Modular Isoperimetric Soft Robotic Truss for Lunar Applications

We introduce a large-scale robotic system designed as a lightweight, modular, and reconfigurable structure for lunar applications. The system consists of truss-like robotic triangles formed by continuous inflated fabric tubes routed through two robotic roller units and a connecting unit. A newly developed spherical joint enables up to three triangles to connect at a vertex, allowing construction of truss assemblies beyond a single octahedron. When deflated, the triangles compact to approximately the volume of the roller units, achieving a stowed-to-deployed volume ratio of 1:18.3. Upon inflation, the roller units pinch the tubes, locally reducing bending stiffness to form effective joints. Electric motors then translate the roller units along the tube, shifting the pinch point by lengthening one edge while shortening another at the same rate, thereby preserving a constant perimeter (isoperimetric). This shape-changing process requires no additional compressed air, enabling untethered operation after initial inflation. We demonstrate the system as a 12-degree-of-freedom solar array capable of tilting up to 60 degrees and sweeping 360 degrees, and as a 14-degree-of-freedom locomotion device using a step-and-slide gait. This modular, shape-adaptive system addresses key challenges for sustainable lunar operations and future space missions.

💡 Research Summary

The paper presents a novel soft‑robotic truss system designed for lunar applications, emphasizing lightweight construction, modularity, and reconfigurability. The core structural element is a continuously inflated fabric tube that is routed through two active roller units and a passive roller unit to form a triangular panel. Each active roller houses a motor and a compact gear train that pinches the tube, locally reducing its bending stiffness, and then translates along the tube. By moving the pinch point, one edge of the triangle lengthens while another shortens at the same rate, preserving the total perimeter—a principle the authors term “isoperimetric.” Because the tube’s internal pressure remains constant after the initial inflation, shape change requires no additional compressed air, enabling untethered operation on the Moon.

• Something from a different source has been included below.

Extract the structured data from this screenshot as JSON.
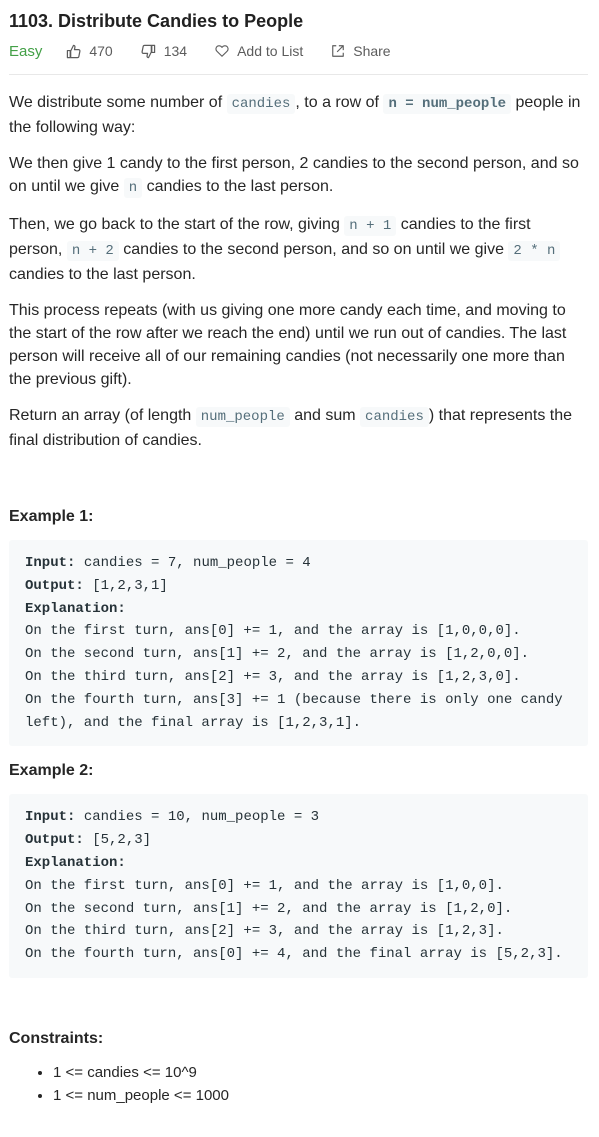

A key innovation is the spherical joint, which allows three or more triangular panels to connect at a single vertex while sharing a virtual center of rotation. This overcomes the limitation of earlier designs that could only join two panels per vertex, and it enables the construction of stacked octahedral assemblies rather than a single octahedron. The authors demonstrate two functional configurations: a 12‑degree‑of‑freedom (DoF) solar array and a 14‑DoF locomotion platform. The solar array consists of six triangles forming two vertically stacked octahedra with a static equilateral solar panel on top; it can tilt up to 60° and sweep a full 360°, providing versatile orientation for power generation. The locomotion platform uses seven triangles arranged as two symmetric octahedra about a central triangle, executing a step‑and‑slide gait for stable movement across lunar terrain.

Mechanical improvements over prior work include a redesign of the active roller geometry. The new design increases the center‑to‑center distance between roller shafts to 38.5 mm and the shaft diameter to 19.5 mm, allowing operation at higher internal pressures (up to ~120 kPa) while simplifying the gear train. These changes, together with the use of lightweight polyoxymethylene (POM) components, aluminum spacers, and carbon‑steel shafts with rubber sleeves, reduce the mass of the active roller by 31 % and the passive roller by 38 % compared with the earlier prototype. The inflatable tubes are off‑the‑shelf discharge hoses (3.65 m long, 100 mm diameter, 1.6 mm wall) with a nylon outer layer and polyurethane inner lining, sealed to custom PLA plugs using rubber tape and T‑bolt clamps to maintain airtightness.

Performance metrics show a stowed‑to‑deployed volume ratio of 1:18.3, making the system highly compact for launch. The modular nature of the spherical joints and roller units allows rapid assembly on the lunar surface with minimal tools, addressing the logistical constraints of lunar construction. The authors discuss the system’s advantages over traditional rigid variable‑geometry trusses, such as continuous deformation capability, inherent compliance for safe human‑robot interaction, and reduced actuator stroke limits.

Limitations identified include the need for long‑duration pressure maintenance in the harsh lunar environment, thermal management under extreme temperature swings, and validation of durability against lunar dust abrasion. Future work is proposed to explore high‑pressure, low‑temperature‑resistant materials, integrated health‑monitoring sensors, autonomous deployment algorithms, and full‑scale testing in vacuum‑chamber and lunar‑analog environments.

Overall, the modular isoperimetric soft‑robotic truss offers a promising platform for sustainable lunar infrastructure, capable of serving as a reconfigurable solar array, a mobile manipulator, or a structural scaffold, thereby reducing the payload mass and increasing the functional versatility of future lunar missions.